Джейсон без кровинки в лице упал на мою постель. Я предположила, что он был без кровинки в лице. Я не взглянула на него. Он был посторонним… чем-то чужеродным в моем мире. Я думала, что уже никогда не взгляну на него.
— Я не хотела бы, чтобы ты ехал домой и пачкал туалетные сиденья, которыми пользуются мои дети. Боже мой, это же надо, сифилис! Почему не лишай, по крайней мере?
— Кэтти, я ничего не помню! Какой-то провал памяти!
Я усмехнулась, глядя все еще в стену.
— Мог бы придумать более оригинальный сценарий. Ты всегда был такой творческой натурой. Возможно, если бы вы с Джо вместе пошевелили мозгами…
Не имело никакого значения, что он сказал. Как говорится, он потерял доверие к себе. Я закрыла голову подушкой. Потом убрала ее и посмотрела на него. Я думала, что сделала так, потому что хотела запомнить его лицо в этот момент.
— Запомни правило, Джейсон Старк! Я не разрешаю говорить со мной об этом никогда! Никогда! Если тебе вообще будет разрешено говорить со мной. — И я снова отвернулась к стене.
Будут и другие правила. У меня будет целое лето, чтобы обдумать их. И я не буду разговаривать с ним или смотреть на него, если я так решу. Я умерла, а у мертвых есть определенные привилегии. У них есть право на покой. И право не слушать больше прекрасных сказок, которые рассказывают посторонние.
Я вызвала звонком медсестру. Когда она пришла, я попросила ее вывести из палаты утирающего слезы мужчину… если необходимо, силой.
— Я отменил картину, — закричал он. — Сегодня я уже закрыл съемки.
Я снова повернулась к нему. Я могла смотреть на него, если я так хотела. Теперь я устанавливала правила и могла менять их, если пожелаю.
— О, нет! Если необходимо уже ты умрешь за эту картину! Правило номер два! «Белая Лилия» живет! Ты не сможешь так легко от нее отделаться — просто уничтожить картину!
— Ты не можешь сделать этого, Кэтти! Ты не можешь разрушить все, что у нас было, из-за того, что случилось, когда я не был даже…
— Вон!
— Ты не можешь разрушить наш брак! Я люблю тебя!
Я отвернулась к стене уже и он, наконец, позволил медсестре увести его.
Любит меня, сказал он. Если бы он изучал поэзию вместо бухгалтерского учета, он бы знал строчку — «Всегда убивают того, кого любят». Или что-то в этом роде.

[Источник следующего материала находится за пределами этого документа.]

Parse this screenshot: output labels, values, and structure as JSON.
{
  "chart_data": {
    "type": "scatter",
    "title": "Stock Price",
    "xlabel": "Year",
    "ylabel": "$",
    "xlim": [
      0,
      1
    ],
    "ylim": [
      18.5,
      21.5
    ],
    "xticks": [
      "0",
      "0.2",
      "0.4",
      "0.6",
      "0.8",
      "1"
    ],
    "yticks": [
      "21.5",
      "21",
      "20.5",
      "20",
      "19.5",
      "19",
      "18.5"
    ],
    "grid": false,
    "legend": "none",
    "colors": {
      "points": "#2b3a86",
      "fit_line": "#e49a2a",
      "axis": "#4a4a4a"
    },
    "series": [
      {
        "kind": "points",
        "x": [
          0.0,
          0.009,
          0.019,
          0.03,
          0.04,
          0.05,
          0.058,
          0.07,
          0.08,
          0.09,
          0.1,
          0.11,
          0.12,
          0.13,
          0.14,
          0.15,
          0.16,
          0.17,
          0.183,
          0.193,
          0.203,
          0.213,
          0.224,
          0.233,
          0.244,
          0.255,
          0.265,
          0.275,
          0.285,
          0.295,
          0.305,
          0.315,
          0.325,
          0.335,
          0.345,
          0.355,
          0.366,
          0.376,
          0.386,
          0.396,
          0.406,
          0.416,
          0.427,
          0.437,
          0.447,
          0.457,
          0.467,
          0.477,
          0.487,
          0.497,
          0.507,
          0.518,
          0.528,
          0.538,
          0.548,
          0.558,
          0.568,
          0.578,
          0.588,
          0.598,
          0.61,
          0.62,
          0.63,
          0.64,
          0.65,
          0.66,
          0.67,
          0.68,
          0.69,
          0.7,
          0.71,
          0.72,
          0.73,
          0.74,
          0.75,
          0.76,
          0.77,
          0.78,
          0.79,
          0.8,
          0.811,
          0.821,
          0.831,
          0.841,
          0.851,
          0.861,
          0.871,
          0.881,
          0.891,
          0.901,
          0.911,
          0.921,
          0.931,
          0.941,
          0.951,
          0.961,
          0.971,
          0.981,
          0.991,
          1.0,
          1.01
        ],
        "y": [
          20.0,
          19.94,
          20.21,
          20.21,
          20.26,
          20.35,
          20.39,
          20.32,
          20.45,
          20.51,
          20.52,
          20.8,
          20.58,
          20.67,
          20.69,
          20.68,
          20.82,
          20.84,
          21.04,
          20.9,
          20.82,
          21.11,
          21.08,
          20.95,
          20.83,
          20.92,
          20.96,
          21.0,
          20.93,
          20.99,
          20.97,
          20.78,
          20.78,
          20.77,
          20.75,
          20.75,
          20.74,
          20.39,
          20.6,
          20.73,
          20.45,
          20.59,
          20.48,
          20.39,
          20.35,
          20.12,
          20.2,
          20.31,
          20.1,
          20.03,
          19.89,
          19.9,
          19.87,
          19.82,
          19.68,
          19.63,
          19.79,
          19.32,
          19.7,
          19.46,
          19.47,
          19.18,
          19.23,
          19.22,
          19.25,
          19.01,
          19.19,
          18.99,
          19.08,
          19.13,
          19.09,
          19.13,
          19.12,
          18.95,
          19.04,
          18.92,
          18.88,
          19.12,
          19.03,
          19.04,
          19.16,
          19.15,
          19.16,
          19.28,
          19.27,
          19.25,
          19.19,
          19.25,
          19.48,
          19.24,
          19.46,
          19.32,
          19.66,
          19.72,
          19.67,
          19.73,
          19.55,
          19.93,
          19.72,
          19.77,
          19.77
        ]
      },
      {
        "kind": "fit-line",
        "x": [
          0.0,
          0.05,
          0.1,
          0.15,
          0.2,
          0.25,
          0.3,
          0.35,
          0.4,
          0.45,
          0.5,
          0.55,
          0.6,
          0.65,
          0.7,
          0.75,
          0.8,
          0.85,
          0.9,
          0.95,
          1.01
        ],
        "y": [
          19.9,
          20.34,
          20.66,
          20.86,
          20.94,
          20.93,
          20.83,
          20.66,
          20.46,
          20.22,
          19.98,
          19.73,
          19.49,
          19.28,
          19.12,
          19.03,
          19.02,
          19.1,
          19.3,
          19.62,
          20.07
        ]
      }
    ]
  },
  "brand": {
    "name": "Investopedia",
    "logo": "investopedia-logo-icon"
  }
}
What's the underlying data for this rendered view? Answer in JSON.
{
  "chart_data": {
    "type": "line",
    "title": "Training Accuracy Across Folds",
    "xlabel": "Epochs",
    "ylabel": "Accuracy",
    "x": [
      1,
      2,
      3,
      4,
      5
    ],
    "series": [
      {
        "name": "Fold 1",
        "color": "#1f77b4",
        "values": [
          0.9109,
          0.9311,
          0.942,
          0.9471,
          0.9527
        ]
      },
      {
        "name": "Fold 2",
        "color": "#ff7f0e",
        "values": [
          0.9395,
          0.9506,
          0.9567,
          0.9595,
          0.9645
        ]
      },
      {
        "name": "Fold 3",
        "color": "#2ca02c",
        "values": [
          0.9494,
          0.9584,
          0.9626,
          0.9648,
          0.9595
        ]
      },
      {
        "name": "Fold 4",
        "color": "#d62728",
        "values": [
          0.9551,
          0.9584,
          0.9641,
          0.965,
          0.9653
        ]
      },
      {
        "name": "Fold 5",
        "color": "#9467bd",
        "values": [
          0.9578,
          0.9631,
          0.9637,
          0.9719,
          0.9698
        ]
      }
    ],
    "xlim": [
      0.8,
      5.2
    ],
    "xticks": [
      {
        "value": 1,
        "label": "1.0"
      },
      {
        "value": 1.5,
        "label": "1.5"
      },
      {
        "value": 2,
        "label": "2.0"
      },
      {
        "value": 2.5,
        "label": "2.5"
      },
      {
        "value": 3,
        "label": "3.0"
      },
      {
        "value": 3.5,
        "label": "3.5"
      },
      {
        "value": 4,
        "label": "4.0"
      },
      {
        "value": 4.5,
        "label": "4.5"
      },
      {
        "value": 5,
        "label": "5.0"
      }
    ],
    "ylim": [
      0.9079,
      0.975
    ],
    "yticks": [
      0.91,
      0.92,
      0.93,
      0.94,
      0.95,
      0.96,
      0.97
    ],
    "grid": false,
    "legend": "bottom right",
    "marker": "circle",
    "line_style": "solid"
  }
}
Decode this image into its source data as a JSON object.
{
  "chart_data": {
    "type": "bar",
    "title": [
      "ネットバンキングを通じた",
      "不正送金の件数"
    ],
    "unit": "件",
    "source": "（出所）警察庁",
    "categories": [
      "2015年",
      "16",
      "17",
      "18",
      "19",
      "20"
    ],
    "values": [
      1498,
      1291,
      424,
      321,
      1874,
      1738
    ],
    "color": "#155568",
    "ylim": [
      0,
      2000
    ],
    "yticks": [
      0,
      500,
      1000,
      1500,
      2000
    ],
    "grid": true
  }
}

Он был не прав в том, что я разрушаю наш брак. И все это не имело ничего общего с неубедительной историей о провале памяти! Невероятная наглость! Сначала он убивает меня, затем оскорбляет мой разум! Но у меня нет намерения что-либо разрушать до тех пор, пока у меня будет нож, который с всажу в него и буду вращать его… вращать… вращать… до конца его жизни.
Джейн оставалась с Джо, потому что она хотела сохранить брак ради самого брака. Джесика оставалась с мужем, чтобы не признаться матери в своей ошибке. Разве месть менее убедительный предлог для сохранения брака?
Да, этот брак будет продолжаться. До тех пор, пока Кэтлин Бьюис Старк будет жить. О, да. Но это будет кто-то другой, только внешне напоминающий Кэтлин Старк, едущую по Сансет Бульвар, гуляющую по улицам Родео Драйв. И никто не узнает, что настоящая Кэтти — живой труп, как в фильме с таким же названием.
Когда я перестала валять дурака, быть мстительной и истеричной, я думала: «О, боже, что мне делать с моей жизнью? Как я смогу жить без него?» Вся радость ушла из моей жизни, и неважно, что случилось — прежнего уже не будет, ничего стоящего уже не будет. Если бы я любила меньше, я бы меньше ненавидела. Если бы я любила меньше, я смогла бы продолжать.